PANORAMA
Economistas locales aseguraron que en caso de mantenerse la baja del riesgo país, las inversiones mediante el RIGI podrían agilizarse
Este viernes el riesgo país perforó los 1000 puntos y cerró en 967 puntos, algo que no sucedía desde agosto del 2019. Economistas sanjuaninos detallaron que todavía no habrá ningún cambio significativo porque continúa siendo alto, aunque si sigue en caída podría agilizar el movimiento de capitales y atraer inversiones, gracias al acceso al financiamiento y el aval de las calificadoras de riesgo, lo cual crearía una sinergia con el Régimen de Incentivo para Grandes Inversiones (RIGI).
El economista Luis Aveta comentó a 0264 Noticias que aún es pronto para ver algún efecto positivo concreto, debido a que es necesario que baje el riesgo país al menos hasta los 700 puntos para que Argentina se convierta en un lugar atractivo para los inversionistas. “Lo más probable es que el año que viene digan si es un lugar de interés para invertir. Cuando confirmen eso, habrá un fuerte ingreso de capitales, porque hay muchísimo dinero dando vueltas con una baja rentabilidad. Entonces intentarán ganar un poco más de una forma no tan arriesgada, como lo están haciendo ahora con el carry trade”, dijo el experto.

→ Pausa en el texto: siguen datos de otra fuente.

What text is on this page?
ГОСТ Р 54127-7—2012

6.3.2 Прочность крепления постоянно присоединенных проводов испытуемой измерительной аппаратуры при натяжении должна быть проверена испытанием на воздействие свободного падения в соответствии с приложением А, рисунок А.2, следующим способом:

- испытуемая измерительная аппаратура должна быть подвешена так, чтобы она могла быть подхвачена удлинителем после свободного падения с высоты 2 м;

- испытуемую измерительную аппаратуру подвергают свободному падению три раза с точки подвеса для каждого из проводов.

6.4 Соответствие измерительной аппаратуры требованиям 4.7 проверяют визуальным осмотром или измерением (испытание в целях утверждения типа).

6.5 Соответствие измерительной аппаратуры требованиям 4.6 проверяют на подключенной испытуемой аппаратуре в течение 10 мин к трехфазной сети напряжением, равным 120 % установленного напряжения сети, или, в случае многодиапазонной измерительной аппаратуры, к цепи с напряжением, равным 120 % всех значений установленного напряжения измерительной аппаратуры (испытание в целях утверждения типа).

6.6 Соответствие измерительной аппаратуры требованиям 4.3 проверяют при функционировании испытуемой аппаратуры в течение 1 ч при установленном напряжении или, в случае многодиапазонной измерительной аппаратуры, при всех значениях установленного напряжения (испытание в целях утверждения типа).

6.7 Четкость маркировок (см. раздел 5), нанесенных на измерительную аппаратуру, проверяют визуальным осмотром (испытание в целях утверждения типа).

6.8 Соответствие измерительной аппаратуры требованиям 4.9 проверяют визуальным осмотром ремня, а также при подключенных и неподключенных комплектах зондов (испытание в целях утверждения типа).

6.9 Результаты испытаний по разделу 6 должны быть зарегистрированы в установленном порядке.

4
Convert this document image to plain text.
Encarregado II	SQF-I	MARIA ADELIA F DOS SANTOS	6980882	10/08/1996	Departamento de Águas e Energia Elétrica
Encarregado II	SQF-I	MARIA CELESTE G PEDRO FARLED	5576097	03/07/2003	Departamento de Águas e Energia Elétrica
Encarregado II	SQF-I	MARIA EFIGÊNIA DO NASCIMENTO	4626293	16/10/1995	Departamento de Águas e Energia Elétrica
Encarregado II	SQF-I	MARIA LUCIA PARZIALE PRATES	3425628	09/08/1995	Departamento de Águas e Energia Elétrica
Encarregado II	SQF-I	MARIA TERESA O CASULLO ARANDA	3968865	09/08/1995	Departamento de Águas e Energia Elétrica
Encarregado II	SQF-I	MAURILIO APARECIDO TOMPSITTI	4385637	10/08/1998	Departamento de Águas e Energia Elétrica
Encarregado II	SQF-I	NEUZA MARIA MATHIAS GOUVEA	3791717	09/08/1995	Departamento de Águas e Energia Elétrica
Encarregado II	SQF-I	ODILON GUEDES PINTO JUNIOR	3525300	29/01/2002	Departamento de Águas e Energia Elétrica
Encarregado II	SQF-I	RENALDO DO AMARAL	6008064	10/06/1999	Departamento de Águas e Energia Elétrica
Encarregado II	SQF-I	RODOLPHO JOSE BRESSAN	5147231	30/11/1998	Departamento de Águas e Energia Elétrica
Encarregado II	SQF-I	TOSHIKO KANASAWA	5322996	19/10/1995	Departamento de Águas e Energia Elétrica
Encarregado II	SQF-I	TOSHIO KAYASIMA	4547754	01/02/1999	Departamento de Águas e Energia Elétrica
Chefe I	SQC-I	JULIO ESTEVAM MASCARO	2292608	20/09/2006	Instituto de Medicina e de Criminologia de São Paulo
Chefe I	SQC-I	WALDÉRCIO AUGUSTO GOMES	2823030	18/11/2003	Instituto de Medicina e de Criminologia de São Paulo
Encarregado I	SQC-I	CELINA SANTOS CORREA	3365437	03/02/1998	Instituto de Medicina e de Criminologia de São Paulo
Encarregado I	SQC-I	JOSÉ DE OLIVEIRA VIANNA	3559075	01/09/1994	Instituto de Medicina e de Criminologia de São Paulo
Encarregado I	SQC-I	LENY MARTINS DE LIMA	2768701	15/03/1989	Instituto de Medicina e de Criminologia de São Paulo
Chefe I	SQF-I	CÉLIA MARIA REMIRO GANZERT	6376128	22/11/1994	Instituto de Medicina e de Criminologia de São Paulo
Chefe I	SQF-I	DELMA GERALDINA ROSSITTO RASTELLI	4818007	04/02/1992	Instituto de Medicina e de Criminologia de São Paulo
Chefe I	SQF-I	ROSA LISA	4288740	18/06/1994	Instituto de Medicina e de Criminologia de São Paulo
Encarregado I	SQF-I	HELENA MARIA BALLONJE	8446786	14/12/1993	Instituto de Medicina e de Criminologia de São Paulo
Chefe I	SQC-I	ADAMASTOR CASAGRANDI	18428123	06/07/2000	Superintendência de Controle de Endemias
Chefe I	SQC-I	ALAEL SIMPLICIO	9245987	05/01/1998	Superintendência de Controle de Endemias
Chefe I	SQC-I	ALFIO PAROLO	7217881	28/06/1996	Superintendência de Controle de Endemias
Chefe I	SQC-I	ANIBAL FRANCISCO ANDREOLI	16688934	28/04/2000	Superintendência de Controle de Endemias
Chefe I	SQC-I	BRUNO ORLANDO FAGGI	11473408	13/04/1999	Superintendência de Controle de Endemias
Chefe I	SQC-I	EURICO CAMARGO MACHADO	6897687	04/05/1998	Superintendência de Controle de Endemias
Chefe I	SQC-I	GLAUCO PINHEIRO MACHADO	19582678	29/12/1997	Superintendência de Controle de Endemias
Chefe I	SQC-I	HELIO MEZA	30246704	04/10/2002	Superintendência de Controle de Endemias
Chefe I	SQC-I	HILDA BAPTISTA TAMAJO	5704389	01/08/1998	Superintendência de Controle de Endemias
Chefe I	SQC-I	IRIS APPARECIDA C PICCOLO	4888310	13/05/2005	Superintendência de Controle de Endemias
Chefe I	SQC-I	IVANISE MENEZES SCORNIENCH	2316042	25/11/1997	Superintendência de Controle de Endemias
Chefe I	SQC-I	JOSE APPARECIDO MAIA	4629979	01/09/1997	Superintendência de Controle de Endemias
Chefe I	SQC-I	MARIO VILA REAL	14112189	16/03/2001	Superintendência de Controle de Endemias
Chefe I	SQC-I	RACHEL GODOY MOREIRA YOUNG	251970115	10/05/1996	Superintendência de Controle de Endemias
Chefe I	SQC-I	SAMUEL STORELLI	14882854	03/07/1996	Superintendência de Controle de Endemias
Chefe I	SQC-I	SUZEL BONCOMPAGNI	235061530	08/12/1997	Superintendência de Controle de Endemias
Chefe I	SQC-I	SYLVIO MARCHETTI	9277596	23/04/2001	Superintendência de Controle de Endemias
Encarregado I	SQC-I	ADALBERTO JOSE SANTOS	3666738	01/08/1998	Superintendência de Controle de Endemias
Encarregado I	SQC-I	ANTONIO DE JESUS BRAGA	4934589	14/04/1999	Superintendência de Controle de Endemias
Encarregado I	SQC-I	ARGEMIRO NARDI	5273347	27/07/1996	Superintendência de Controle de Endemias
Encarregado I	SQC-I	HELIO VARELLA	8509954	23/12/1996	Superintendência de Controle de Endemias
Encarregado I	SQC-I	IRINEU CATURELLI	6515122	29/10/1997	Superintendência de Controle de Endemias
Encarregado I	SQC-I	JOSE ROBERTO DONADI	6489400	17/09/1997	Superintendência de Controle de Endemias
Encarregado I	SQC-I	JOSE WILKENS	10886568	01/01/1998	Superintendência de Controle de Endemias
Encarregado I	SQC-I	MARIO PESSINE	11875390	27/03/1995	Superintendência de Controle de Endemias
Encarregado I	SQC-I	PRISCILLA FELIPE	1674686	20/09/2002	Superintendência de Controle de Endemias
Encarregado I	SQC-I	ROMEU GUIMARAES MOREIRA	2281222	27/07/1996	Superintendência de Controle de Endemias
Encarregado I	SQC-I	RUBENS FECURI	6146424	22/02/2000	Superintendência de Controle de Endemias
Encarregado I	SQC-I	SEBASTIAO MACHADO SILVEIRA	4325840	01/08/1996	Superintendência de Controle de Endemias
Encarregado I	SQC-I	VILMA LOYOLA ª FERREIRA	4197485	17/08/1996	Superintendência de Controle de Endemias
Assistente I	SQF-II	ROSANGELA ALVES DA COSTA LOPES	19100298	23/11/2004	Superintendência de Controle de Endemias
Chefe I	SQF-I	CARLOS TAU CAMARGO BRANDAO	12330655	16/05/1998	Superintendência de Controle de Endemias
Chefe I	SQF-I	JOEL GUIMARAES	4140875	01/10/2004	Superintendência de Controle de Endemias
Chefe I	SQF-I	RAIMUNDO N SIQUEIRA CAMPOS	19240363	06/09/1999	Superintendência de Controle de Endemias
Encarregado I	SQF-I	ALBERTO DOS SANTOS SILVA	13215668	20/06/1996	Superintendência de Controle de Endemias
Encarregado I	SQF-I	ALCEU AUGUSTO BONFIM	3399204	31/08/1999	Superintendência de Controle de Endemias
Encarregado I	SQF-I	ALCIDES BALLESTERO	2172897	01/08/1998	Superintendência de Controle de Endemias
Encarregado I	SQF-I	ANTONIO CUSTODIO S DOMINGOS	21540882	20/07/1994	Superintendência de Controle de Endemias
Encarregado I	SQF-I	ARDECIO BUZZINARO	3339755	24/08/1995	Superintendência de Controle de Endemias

En tanto, Aveta indicó que si Argentina obtiene una buena nota por parte de las calificadoras de riesgo, esto le daría al RIGI un mayor sustento para promover la atracción de capitales. “Esto hará que no sea solamente algo similar a la promoción industrial, que cuando se acabó se fueron todas las empresas. Hoy el RIGI es como una promoción, pero si vos no le das un sustento real, cuando se acabe la promoción o no vean el negocio se van”, señaló.
“Si vos tenés el riesgo país bajo significa que se puede invertir, que es un país confiable, que cumple con sus deudas, como lo ha prometido este Gobierno”, destacó Aveta.
Por otra parte, facilitaría al Gobierno provincial el pedido de financiamiento externo para hacer obras porque se abarataría el crédito. Esto le permitiría sortera al la administración local el ajuste en la obra pública.“Ni siquiera necesitaría el aval del país, como es obligatorio ahora por parte de algunas entidades, sino que podría salir a tomarlo en función de que tenga una balanza positiva”, declaró.
En tanto, el economista Gerardo Mestre indicó que beneficiaría a aquellas empresas que requieren financiamiento, como así también a firmas endeudadas que tendrán la posibilidad de refinanciarse con tasas bajas. “Se produce una mayor confianza, lo cual se traduce en mejores posibilidades de conseguir créditos o de pagar deudas en el exterior. Ese desahogo o ese mejoramiento de flujos de divisas, debiera traducirse en una mayor agilidad de las empresas para llevar adelante sus actividades y consecuentemente para producir más”, comentó.
“Esto incrementaría la producción, la eficiencia, nos permitiría vender más barato y empezaría a moverse la rueda de la economía para aumentar el empleo”, subrayó Mestre.
Sin embargo, coincidió con Aveta y aclaró que todavía el país no alcanza un puntaje óptimo para ser calificado como confiable. “Yo entiendo que debiera bajar más todavía y mantenerse, como sucede en otros países, para aprovechar el RIGI y atraer inversiones”, finalizó.